Rand: The Republican Brand 'Sucks'
Senator Rand Paul is the only presidential candidate marketing a liberty agenda beyond the traditional GOP constituent groups. In his new book released yesterday, Senator Paul reveals some things about himself not usually associated with "being a Republican." It's refreshing to hear someone make the case for issues that are traditionally accepted as the domain of the left and do it from a perspective of liberty. After all, one probably isn't going to win the presidency just giving some speeches in Spanish and calling it outreach.
Paul describes himself as a tree-hugger who believes in clean air and clean water. "Paul notes that he has planted giant sequoias in his yard and repurposed old trees used for a fort to build compost bins."

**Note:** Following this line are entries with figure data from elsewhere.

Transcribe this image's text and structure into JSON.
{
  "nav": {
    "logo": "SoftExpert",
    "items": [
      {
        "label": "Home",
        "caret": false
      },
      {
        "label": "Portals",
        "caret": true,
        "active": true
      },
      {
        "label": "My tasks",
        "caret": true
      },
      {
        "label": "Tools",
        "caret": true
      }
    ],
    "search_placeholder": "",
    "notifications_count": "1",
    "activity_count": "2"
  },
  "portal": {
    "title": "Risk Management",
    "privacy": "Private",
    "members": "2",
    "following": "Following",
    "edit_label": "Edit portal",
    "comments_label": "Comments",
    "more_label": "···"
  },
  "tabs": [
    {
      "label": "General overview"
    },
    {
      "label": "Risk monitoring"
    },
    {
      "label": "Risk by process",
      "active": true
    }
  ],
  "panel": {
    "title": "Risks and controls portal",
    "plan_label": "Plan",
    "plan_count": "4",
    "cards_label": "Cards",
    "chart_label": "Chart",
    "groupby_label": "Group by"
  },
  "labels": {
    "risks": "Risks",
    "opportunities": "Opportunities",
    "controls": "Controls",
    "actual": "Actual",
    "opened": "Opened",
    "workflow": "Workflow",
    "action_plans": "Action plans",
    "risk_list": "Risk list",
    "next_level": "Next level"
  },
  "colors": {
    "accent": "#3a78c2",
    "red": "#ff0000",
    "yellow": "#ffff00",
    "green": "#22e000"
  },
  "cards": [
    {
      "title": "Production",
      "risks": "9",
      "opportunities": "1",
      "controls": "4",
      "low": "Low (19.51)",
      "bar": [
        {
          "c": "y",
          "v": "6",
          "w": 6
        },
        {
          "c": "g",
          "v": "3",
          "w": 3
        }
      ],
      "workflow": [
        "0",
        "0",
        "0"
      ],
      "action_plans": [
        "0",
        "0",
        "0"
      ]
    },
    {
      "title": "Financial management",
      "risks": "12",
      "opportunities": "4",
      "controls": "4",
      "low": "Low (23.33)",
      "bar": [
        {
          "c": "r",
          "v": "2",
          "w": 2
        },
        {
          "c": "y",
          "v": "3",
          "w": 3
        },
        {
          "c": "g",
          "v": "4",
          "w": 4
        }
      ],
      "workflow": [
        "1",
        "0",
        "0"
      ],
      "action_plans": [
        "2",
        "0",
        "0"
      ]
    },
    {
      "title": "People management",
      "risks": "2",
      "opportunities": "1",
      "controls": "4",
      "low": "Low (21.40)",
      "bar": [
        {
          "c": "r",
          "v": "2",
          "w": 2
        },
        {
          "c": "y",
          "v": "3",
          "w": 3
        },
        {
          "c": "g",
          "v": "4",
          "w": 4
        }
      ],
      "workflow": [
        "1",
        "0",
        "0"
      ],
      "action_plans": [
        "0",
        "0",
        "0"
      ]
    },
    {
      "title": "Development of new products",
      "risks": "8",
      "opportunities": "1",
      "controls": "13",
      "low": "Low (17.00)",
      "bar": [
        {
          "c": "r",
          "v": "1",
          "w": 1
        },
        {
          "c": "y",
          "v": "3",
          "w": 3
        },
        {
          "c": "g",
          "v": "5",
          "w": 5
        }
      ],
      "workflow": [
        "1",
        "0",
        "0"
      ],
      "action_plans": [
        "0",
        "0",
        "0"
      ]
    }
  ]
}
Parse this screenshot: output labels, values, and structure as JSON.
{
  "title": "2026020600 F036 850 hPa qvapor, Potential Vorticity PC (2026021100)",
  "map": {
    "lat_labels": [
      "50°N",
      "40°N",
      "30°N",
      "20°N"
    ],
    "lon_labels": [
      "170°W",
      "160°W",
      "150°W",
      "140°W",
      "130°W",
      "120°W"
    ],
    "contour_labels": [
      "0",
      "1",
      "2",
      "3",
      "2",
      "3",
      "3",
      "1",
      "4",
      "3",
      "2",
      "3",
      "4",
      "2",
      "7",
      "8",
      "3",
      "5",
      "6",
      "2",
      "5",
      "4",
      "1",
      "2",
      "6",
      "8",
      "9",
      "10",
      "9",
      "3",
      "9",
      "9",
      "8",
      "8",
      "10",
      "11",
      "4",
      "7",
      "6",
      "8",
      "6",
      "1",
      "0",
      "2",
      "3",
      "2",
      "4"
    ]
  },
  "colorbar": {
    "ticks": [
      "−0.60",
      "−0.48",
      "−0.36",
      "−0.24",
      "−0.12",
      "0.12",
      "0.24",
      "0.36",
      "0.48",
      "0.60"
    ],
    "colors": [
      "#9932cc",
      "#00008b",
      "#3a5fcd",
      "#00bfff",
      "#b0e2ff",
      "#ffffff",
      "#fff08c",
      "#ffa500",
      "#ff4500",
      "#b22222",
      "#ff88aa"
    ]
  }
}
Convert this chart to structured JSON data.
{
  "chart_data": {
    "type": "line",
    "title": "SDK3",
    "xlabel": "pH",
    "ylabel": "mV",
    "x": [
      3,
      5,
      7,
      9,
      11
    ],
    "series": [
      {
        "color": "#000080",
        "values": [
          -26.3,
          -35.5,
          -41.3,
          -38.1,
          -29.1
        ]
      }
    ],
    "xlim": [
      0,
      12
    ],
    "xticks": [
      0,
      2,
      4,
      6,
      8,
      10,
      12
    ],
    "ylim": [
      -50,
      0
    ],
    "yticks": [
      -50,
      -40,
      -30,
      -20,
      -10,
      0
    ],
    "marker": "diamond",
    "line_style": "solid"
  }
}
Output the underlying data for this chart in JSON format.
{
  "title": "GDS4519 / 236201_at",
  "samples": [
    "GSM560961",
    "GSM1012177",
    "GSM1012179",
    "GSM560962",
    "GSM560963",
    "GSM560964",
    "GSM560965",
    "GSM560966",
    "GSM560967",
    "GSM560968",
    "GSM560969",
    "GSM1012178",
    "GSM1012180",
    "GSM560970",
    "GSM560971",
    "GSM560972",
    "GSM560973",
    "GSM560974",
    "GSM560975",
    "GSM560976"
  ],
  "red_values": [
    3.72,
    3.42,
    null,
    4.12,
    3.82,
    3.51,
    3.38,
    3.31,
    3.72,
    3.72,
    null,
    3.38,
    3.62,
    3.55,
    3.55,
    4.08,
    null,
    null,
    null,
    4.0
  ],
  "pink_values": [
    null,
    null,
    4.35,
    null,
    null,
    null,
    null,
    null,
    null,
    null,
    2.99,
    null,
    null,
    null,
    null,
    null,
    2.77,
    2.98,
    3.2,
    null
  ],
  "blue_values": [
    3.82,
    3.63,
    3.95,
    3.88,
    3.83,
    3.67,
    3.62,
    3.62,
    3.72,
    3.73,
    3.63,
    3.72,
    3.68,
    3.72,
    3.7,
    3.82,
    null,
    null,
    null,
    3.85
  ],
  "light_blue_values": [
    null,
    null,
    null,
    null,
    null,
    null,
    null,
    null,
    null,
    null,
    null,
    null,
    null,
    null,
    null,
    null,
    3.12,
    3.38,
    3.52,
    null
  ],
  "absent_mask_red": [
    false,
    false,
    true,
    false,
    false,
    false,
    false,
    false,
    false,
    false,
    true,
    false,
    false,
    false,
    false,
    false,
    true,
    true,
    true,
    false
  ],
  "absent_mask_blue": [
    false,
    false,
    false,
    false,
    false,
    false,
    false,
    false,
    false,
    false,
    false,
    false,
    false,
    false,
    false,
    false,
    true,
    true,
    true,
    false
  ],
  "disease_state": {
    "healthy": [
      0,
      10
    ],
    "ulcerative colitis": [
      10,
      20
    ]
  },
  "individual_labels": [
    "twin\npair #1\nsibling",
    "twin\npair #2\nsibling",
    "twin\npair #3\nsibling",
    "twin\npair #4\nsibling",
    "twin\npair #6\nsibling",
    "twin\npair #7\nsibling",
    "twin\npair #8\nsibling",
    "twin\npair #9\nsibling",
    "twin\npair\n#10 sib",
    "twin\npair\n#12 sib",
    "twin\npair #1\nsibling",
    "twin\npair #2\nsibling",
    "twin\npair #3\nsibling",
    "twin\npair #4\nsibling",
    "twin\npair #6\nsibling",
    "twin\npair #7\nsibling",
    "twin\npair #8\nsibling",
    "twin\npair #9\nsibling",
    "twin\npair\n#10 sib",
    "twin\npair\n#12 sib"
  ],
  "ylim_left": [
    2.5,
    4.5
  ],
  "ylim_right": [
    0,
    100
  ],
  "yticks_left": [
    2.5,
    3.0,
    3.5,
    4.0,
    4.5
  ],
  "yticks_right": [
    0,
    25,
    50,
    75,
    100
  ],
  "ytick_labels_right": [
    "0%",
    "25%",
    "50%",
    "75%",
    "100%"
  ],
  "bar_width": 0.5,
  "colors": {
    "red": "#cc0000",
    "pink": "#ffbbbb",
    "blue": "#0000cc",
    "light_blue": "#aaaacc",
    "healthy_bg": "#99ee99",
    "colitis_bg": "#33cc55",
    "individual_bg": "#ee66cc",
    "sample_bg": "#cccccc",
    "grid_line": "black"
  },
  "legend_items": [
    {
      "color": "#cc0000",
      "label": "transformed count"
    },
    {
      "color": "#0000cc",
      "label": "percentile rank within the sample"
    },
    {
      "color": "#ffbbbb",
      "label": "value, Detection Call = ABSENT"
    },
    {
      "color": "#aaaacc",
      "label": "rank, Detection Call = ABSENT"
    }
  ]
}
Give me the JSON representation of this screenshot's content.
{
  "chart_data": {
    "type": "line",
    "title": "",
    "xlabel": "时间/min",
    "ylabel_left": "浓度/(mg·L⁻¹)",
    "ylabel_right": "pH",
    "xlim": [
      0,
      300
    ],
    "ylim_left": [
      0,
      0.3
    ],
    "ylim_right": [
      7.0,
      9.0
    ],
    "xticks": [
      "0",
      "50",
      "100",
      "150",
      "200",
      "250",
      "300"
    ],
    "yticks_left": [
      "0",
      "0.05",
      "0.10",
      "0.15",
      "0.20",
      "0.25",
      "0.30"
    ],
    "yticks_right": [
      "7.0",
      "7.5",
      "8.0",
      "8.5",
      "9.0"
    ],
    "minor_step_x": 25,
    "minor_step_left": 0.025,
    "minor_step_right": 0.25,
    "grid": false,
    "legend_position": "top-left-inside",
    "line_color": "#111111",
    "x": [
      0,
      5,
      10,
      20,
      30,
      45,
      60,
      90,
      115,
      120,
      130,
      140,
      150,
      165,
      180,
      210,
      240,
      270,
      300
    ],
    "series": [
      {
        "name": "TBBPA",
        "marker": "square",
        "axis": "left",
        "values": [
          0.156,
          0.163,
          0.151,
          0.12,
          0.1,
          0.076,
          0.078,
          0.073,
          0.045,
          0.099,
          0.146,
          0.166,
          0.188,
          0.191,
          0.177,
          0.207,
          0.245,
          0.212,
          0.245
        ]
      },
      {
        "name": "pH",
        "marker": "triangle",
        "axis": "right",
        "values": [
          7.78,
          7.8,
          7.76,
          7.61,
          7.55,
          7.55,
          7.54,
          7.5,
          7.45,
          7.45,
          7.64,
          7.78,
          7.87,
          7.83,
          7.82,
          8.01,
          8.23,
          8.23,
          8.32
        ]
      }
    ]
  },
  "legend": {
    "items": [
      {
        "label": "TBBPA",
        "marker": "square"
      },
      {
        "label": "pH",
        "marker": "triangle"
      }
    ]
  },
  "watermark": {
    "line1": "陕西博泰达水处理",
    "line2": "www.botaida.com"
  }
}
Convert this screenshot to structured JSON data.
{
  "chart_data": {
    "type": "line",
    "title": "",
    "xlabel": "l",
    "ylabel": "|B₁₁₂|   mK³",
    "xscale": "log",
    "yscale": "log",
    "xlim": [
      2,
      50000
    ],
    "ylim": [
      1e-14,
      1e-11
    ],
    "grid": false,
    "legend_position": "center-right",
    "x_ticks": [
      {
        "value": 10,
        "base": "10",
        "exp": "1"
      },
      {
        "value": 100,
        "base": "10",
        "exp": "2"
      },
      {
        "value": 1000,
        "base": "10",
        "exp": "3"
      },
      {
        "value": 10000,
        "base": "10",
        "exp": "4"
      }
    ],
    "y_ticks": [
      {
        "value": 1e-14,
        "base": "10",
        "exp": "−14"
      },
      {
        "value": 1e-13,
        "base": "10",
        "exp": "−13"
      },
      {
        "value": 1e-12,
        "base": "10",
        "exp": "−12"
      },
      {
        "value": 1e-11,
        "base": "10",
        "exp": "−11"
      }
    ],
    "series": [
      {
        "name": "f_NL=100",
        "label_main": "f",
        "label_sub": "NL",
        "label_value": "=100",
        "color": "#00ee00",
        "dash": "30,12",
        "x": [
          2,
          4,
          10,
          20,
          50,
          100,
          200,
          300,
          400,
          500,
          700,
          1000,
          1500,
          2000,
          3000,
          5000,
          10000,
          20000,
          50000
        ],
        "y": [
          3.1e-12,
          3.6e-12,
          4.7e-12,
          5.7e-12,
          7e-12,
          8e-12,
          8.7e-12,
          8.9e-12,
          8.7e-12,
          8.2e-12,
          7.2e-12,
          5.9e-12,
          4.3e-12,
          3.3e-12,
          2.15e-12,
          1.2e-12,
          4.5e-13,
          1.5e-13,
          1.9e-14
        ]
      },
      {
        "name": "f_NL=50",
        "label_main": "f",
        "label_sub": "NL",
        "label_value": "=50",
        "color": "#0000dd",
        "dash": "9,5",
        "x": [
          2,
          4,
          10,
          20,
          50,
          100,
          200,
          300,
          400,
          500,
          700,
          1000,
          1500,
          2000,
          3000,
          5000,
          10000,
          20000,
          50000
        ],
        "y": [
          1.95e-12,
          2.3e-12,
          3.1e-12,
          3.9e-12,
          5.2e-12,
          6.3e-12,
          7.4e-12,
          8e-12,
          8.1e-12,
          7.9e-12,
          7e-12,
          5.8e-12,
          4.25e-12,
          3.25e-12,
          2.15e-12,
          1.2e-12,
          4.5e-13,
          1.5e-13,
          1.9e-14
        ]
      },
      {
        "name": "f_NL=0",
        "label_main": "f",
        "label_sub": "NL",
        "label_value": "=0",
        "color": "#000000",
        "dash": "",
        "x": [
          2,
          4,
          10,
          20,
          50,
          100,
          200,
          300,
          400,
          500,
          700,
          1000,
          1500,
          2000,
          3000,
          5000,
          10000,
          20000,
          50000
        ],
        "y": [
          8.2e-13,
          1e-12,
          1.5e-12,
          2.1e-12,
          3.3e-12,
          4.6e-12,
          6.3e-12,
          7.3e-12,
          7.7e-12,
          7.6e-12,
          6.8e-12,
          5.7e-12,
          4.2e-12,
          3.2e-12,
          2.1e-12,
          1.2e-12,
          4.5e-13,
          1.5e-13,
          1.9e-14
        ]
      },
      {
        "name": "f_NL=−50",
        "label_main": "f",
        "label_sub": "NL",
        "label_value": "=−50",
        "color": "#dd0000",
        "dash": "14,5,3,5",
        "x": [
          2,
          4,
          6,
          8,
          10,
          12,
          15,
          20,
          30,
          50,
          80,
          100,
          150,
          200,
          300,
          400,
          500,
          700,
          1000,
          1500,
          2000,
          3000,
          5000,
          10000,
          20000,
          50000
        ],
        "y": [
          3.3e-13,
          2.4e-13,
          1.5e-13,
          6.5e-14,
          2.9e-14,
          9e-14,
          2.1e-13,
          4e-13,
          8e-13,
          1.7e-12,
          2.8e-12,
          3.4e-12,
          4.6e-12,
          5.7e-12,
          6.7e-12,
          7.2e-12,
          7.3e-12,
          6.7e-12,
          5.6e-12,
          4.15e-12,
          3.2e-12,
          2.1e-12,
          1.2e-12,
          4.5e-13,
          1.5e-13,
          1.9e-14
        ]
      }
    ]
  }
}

"None of this is at odds with wanting out government to be smaller, with wanting our regulatory bodies to protect both our land and water," Paul wrote in his third book, "Taking a Stand: Moving beyond partisan politics to unite America."
"It boggles my mind to think that somehow Republicans have been branded as a party that doesn't like the environment," he said, pointing to avowed conservationist Republicans like Teddy Roosevelt and Abraham Lincoln.
The Kentucky Senator says the Republican party is "broken" and scares away minority voters.
"Right now, the Republican brand sucks. I promised Reince Priebus, the chairman of the Republican National Committee, that I would stop saying the GOP sucks, and I will (except for this last time)," Paul writes. "I believe the Republican Party and minorities have common ground."
And Paul has walked the walk, speaking at historically black colleges like Howard University and taken on the issue of criminal justice reform.
Will Paul's efforts work? Are people outside the usual reach of the GOP ready to listen to some alternatives beyond a check from the government? It remains to be seen. But in a time when the GOP continues to move toward bigger and bigger government, it's good to have someone keeping an eye on liberty among the line-up of presidential contenders.